I rapporti di partenariato, secondo la logica normativa emergente dall’art. 18, comma 3, del d.lgs. 201/2022 non potranno determinare la corresponsione di utili, ovvero di somme che eccedano il rimborso dei costi, fissi, variabili e durevoli, connessi al rapporto medesimo. Viene tratteggiata una relazione negoziale non imperniata sulla causa di scambio, quanto, piuttosto, espressiva di una comunione di scopo tra i soggetti coinvolti nel rapporto (in tema, v. A. Fici, Identità e funzione degli enti del Terzo settore nella giurisprudenza della Corte costituzionale).

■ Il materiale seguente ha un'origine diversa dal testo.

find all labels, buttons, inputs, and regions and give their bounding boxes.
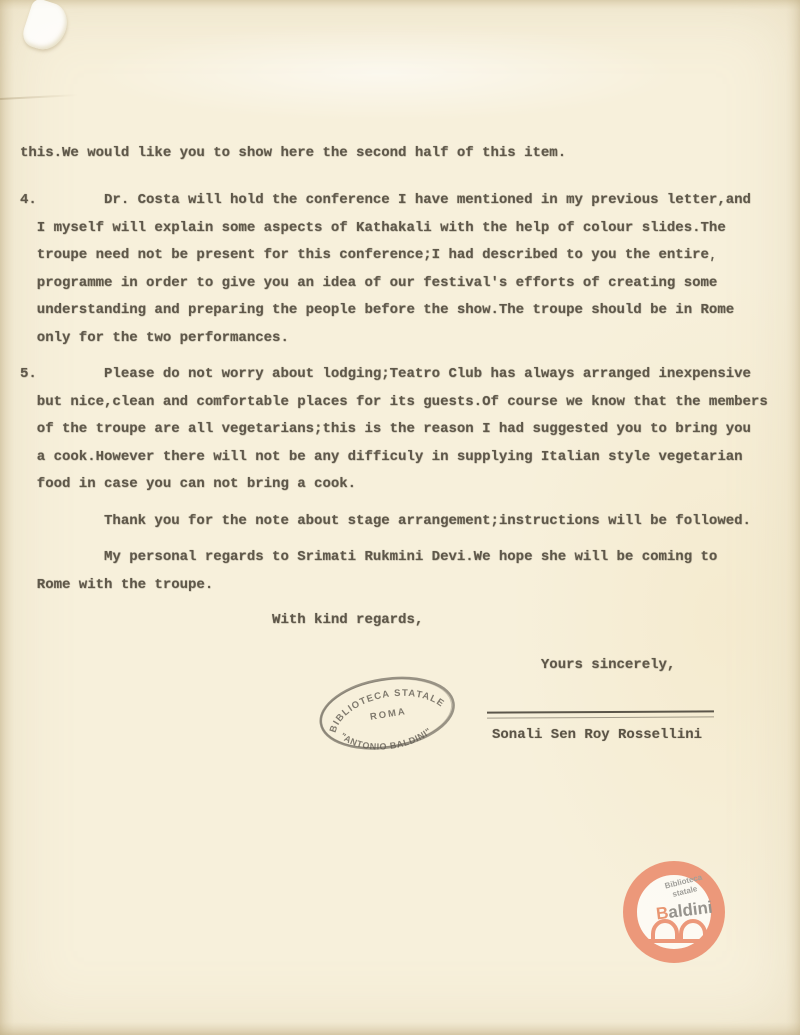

L’impostazione normativa pare occhieggiare il meccanismo convenzionale e la relativa disciplina dei rimborsi tratteggiata dagli artt. 56 e 57 del codice del Terzo settore, rispettivamente dedicati alle convenzioni tra ODV o APS e pubbliche amministrazioni e all’affidamento del servizio di trasporto sanitario di emergenza e urgenza a favore delle sole ODV. Sebbene tra i rimborsi si annoveri ” il lavoro svolto dai componenti dell’ETS”, complessivamente, la soluzione disciplinare può apparire restrittiva, in quanto finirebbe per precludere la partecipazione agli enti del Terzo settore commerciali (come le imprese sociali), confondendo il divieto di lucro soggettivo dalla possibilità di esercizio di attività economiche, anche diverse, da quelle di interesse generale secondo quanto previsto dagli artt. 5, 6 e 8 del codice del Terzo settore, finendo, da ultimo, per appiattirsi sul concetto di gratuità, ovvero sulla consustanziale non economicità del servizio, già espressi dal Cons. Stato, Adunanza della Commissione speciale del 26 luglio 2018, numero affare 01382/2018 (in tema, v. A. Fici, I rapporti tra Terzo Settore ed enti pubblici in una “discutibile” sentenza ; A. Santuari, I confini dei concetti di “gratuità” e “non onerosità” nei rapporti di collaborazione tra PA ed ETS).
Nel Dossier – Riordino della disciplina dei servizi pubblici locali di rilevanza economica A.G. 3, 22 novembre 2022 – redato dal Servizio Studi del Senato della Repubblica e della Camera dei Deputati, infine, viene chiarito come: i) il partenariato, a livello oggettivo, concerne “specifici progetti di servizio o di intervento funzionalmente riconducibili al servizio pubblico locale (non a rete) di rilevanza economica”; l’art. 18 “estende pertanto anche al servizio pubblico locale di rilevanza economica l’utilizzo della co-progettazione, della coprogrammazione e dunque del partenariato come modalità consueta di attivazione di rapporti collaborativi fra P.A. ed ETS”; iii)l’art. 18, comma 3, del decreto intende porre in risalto non “(l’)assenza di corrispettivo a carico dell’amministrazione bensì (l’)assenza di profitto per le ODV e le APS affidatarie dei servizi”.